Merging ARPA lms
Hi, could you please tell me, can I merge a few large lms in ARPA format using KenLM? I looked through existing issues, but couldn't find an answer:
- In #146 you said it can be done, but options for interpolate say "which must be in KenLM intermediate format". I tried to use it on ARPA or binary formats from build_binary, but they fail reading a file with ".kenlm_intermediate" extension, and I can't see any way to pass ARPA lms from the code.
- And in #62 you said that you were going to kill off the intermediate format, but that was 2 years ago.
So could you please clarify it? I haven't found any other good tool for automatic log-linear merge weights fitting on a corpus. Thank you for your project!
Interpolation was developed around the time neural networks took over, so it has rough edges. So currently the interpolation tool only knows how to take intermediate format and there isn't an ARPA->intermediate tool but one could make one.

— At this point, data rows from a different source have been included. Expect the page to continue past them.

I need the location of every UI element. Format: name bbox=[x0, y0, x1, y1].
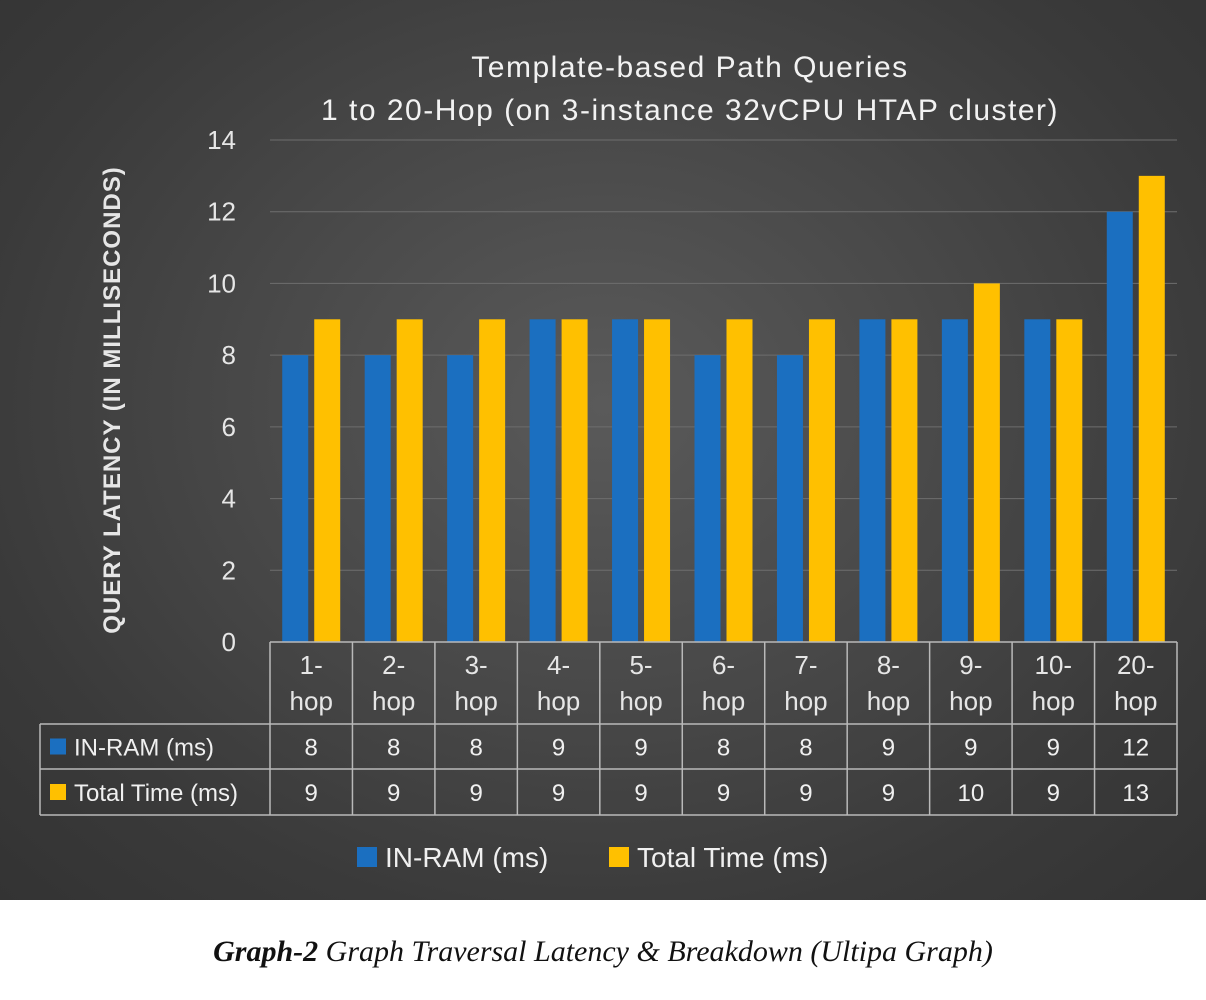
y-tick-label: 0 bbox=[222, 627, 236, 657]
x-tick-label: 7- bbox=[794, 650, 817, 680]
x-tick-label: hop bbox=[537, 686, 580, 716]
bar-total-time bbox=[891, 319, 918, 642]
legend-label-total-time: Total Time (ms) bbox=[637, 842, 828, 873]
table-cell-value: 10 bbox=[958, 780, 985, 807]
x-tick-label: 10- bbox=[1035, 650, 1073, 680]
table-cell-value: 12 bbox=[1122, 735, 1149, 762]
bar-total-time bbox=[479, 319, 506, 642]
table-cell-value: 9 bbox=[717, 780, 730, 807]
bar-total-time bbox=[396, 319, 423, 642]
y-tick-label: 6 bbox=[222, 412, 236, 442]
table-cell-value: 9 bbox=[1047, 780, 1060, 807]
legend-swatch-in-ram bbox=[357, 847, 377, 867]
x-tick-label: hop bbox=[619, 686, 662, 716]
x-tick-label: 5- bbox=[629, 650, 652, 680]
y-tick-label: 14 bbox=[207, 125, 236, 155]
legend-swatch-total-time bbox=[609, 847, 629, 867]
table-cell-value: 9 bbox=[552, 735, 565, 762]
table-cell-value: 8 bbox=[469, 735, 482, 762]
x-tick-label: hop bbox=[949, 686, 992, 716]
table-legend-key bbox=[50, 784, 66, 800]
figure-caption: Graph-2 Graph Traversal Latency & Breakd… bbox=[0, 935, 1206, 969]
bar-in-ram bbox=[1106, 211, 1133, 642]
table-cell-value: 9 bbox=[1047, 735, 1060, 762]
bar-in-ram bbox=[1024, 319, 1051, 642]
bar-total-time bbox=[1056, 319, 1083, 642]
table-row-header: IN-RAM (ms) bbox=[74, 735, 214, 762]
bar-in-ram bbox=[941, 319, 968, 642]
table-cell-value: 8 bbox=[305, 735, 318, 762]
bar-in-ram bbox=[859, 319, 886, 642]
table-cell-value: 8 bbox=[799, 735, 812, 762]
table-cell-value: 9 bbox=[882, 735, 895, 762]
chart-panel: Template-based Path Queries 1 to 20-Hop (… bbox=[0, 0, 1206, 900]
chart-subtitle: 1 to 20-Hop (on 3-instance 32vCPU HTAP c… bbox=[321, 94, 1059, 127]
bar-in-ram bbox=[694, 355, 721, 642]
table-cell-value: 9 bbox=[882, 780, 895, 807]
table-cell-value: 9 bbox=[305, 780, 318, 807]
x-tick-label: 3- bbox=[465, 650, 488, 680]
x-tick-label: 6- bbox=[712, 650, 735, 680]
y-tick-label: 2 bbox=[222, 555, 236, 585]
x-tick-label: hop bbox=[1032, 686, 1075, 716]
x-tick-label: 2- bbox=[382, 650, 405, 680]
x-tick-label: 9- bbox=[959, 650, 982, 680]
chart-title: Template-based Path Queries bbox=[471, 51, 908, 84]
table-legend-key bbox=[50, 738, 66, 755]
x-tick-label: hop bbox=[372, 686, 415, 716]
x-tick-label: hop bbox=[1114, 686, 1157, 716]
bar-total-time bbox=[808, 319, 835, 642]
x-tick-label: hop bbox=[784, 686, 827, 716]
bar-total-time bbox=[726, 319, 753, 642]
table-cell-value: 8 bbox=[717, 735, 730, 762]
table-cell-value: 13 bbox=[1122, 780, 1149, 807]
bar-in-ram bbox=[529, 319, 556, 642]
bar-in-ram bbox=[364, 355, 391, 642]
y-tick-label: 4 bbox=[222, 484, 236, 514]
y-tick-label: 10 bbox=[207, 268, 236, 298]
bar-in-ram bbox=[776, 355, 803, 642]
table-cell-value: 9 bbox=[799, 780, 812, 807]
bar-total-time bbox=[644, 319, 671, 642]
x-tick-label: 4- bbox=[547, 650, 570, 680]
y-tick-label: 8 bbox=[222, 340, 236, 370]
bar-in-ram bbox=[282, 355, 309, 642]
legend-label-in-ram: IN-RAM (ms) bbox=[385, 842, 548, 873]
table-cell-value: 9 bbox=[964, 735, 977, 762]
bar-total-time bbox=[973, 283, 1000, 642]
x-tick-label: 8- bbox=[877, 650, 900, 680]
x-tick-label: hop bbox=[702, 686, 745, 716]
table-cell-value: 9 bbox=[552, 780, 565, 807]
x-tick-label: hop bbox=[290, 686, 333, 716]
x-tick-label: hop bbox=[454, 686, 497, 716]
caption-label: Graph-2 bbox=[213, 935, 319, 968]
x-tick-label: 20- bbox=[1117, 650, 1155, 680]
table-cell-value: 9 bbox=[469, 780, 482, 807]
x-tick-label: hop bbox=[867, 686, 910, 716]
bar-in-ram bbox=[612, 319, 639, 642]
bar-in-ram bbox=[447, 355, 474, 642]
x-tick-label: 1- bbox=[300, 650, 323, 680]
table-cell-value: 9 bbox=[634, 735, 647, 762]
bar-total-time bbox=[561, 319, 588, 642]
table-cell-value: 9 bbox=[634, 780, 647, 807]
bar-total-time bbox=[314, 319, 341, 642]
table-row-header: Total Time (ms) bbox=[74, 780, 238, 807]
bar-total-time bbox=[1138, 175, 1165, 642]
bar-chart: Template-based Path Queries 1 to 20-Hop (… bbox=[39, 51, 1178, 873]
table-cell-value: 9 bbox=[387, 780, 400, 807]
table-cell-value: 8 bbox=[387, 735, 400, 762]
caption-text: Graph Traversal Latency & Breakdown (Ult… bbox=[318, 935, 993, 968]
y-axis-label: QUERY LATENCY (IN MILLISECONDS) bbox=[99, 166, 126, 633]
y-tick-label: 12 bbox=[207, 197, 236, 227]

The intermediate format is relatively simple. Separate files for each order containing records for n-grams. Each record is an array of 32-bit vocab ids, 32-bit float log10 probability, and 32-bit float log10 backoff (except highest order doesn't have backoff). Files are sorted in suffix order. Unknown must be id 0. And a small piece of metadata about order that you can see in the examples generated by lmplz. Vocabulary is a separate file with strings in order null-delimited.
Did somebody looked into it and implemented such a tool? I am also very much interested in interpolating with an existing ARPA LM.
Is there a tool for converting .arpa file to intermediate file that you suggest?